As India prepares for general elections, eleven regional parties have joined forces in a bid to become a serious contender to the country's two main national outfits. DW examines the new bloc and its potential impact.
Until recently, there had only been two major contenders in the Indian parliamentary elections due in April/May this year: the Congress party-led UPA coalition, which has been in power since 2004, and the opposition BJP-led NDA.
But on February 25, this changed as eleven regional parties came together to found a new coalition. Dubbed "Third Front," the new political bloc aims to give voters an alternative to the traditional national outfits.
The alliance is made up of four left-wing parties and seven regional ones from politically crucial states such as Uttar Pradesh, Bihar and Tamil Nadu, among others. With a total of 92 seats, the coalition is currently the third largest grouping in the 545-member lower house of Indian parliament.
Regional parties have become increasingly important at the national stage in recent years, as no single party has won a parliamentary majority since 1989.
In light of this development, coalition politics have become the norm in the world's largest democracy with both Congress and the BJP party entering into alliances with local political groupings to form national governments, giving regional leaders considerable power over decision-making.
Against this backdrop, the announcement to form the 'Third Front' made national headlines. "We need an alternative to both the Congress and the BJP. That's why we, the leaders of the 11 parties, resolved today to work together," Prakash Karat, leader of the Communist Party of India, said at a press conference in New Delhi.
The parties' leaders declared that they would strive to end rampant graft, protect secularism and implement "pro-people" development policies in the vast country, while at the same time accusing Congress of corruption and labeling the BJP "divisive" and thus "posing a challenge to the secular edifice of the country."
The response from the main national parties has been swift.

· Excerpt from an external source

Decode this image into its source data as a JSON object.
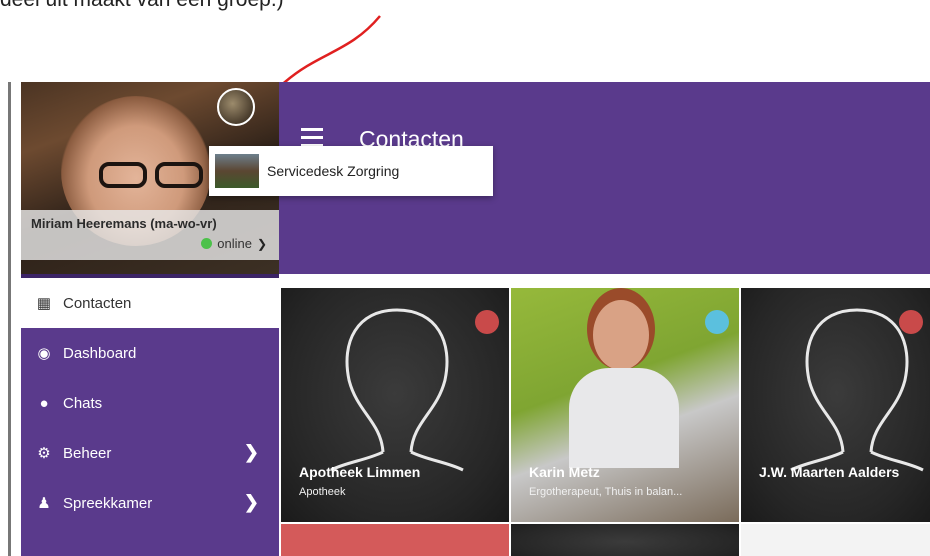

While the BJP's prime ministerial candidate Narendra Modi accused the new front of wanting to make India "third rate," a Congress minister brushed off its importance by saying that the idea of such coalitions has been “the most enduring mirage of Indian politics."
Observers are skeptical about the ability of the new bloc to remain together, and believe the alliance move was driven solely by electoral calculations. According to New-Delhi-based political analyst Smruti Pattanaik, the "Third Front" is just a coalition of convenience between disparate forces and interest groups.
"They don't have a common ideology and you can't have a front whose only basis for coming together is their opposition to BJP and Congress," Pattanaik told DW.
This view is shared by P. Muthaiah, a political science professor at the Osmania University in Hyderabad. "This coalition is not a homogenous group and its formation is only an electoral tactic to win the elections," said Muthaiah, adding that these parties are likely to enter into new alliances that suit their interests immediately after the polls.
A missing candidate
There is also uncertainty surrounding the new bloc's candidate for the post of prime minister. While the BJP party announced Modi as its PM nominee, and Rahul Gandhi is presumed to be Congress' de facto candidate, the leaders of the "Third Front" said a decision in this regard would be made only after the vote.
According to the latest opinion polls, regional parties are set to win a significant number of seats, with some analysts expecting them to secure victory in more than 200 constituencies.
Even though the current poll results suggest Modi to be the people's choice for the PM post, it is unclear whether either the NDA or the UPA would win the 272 seats needed to form the next government. This could put the new coalition in a favorable position in the aftermath of the vote.
In the event of a hung parliament, analysts believe the "Third Front" could play a critical role in determining who would come to power. "It is likely that these regional political leaders may bargain and join either a BJP-led or Congress-led coalition, or that they form a government with outside support from any of the two national parties," Pattanaik told DW.
The political analyst added, however, that such a government would not be stable. India has had regional-party coalition governments in the past: once in 1989 and other one between 1996 and 1998. The alliances, however, did not last long and failed to remain in office until the end of their respective terms.
There are also concerns that a government bogged down under the weight of coalition politics would be both ineffective and indecisive. Experts argue that this could potentially lead to a policy paralysis which would have a disastrous impact on the country's economic and social development.
At a recent election campaign rally, Modi compared the "Third Front" to "migratory birds which will vanish after the elections." He said that what India truly needed was a "strong government" at its center, capable of bringing "real development" to the country.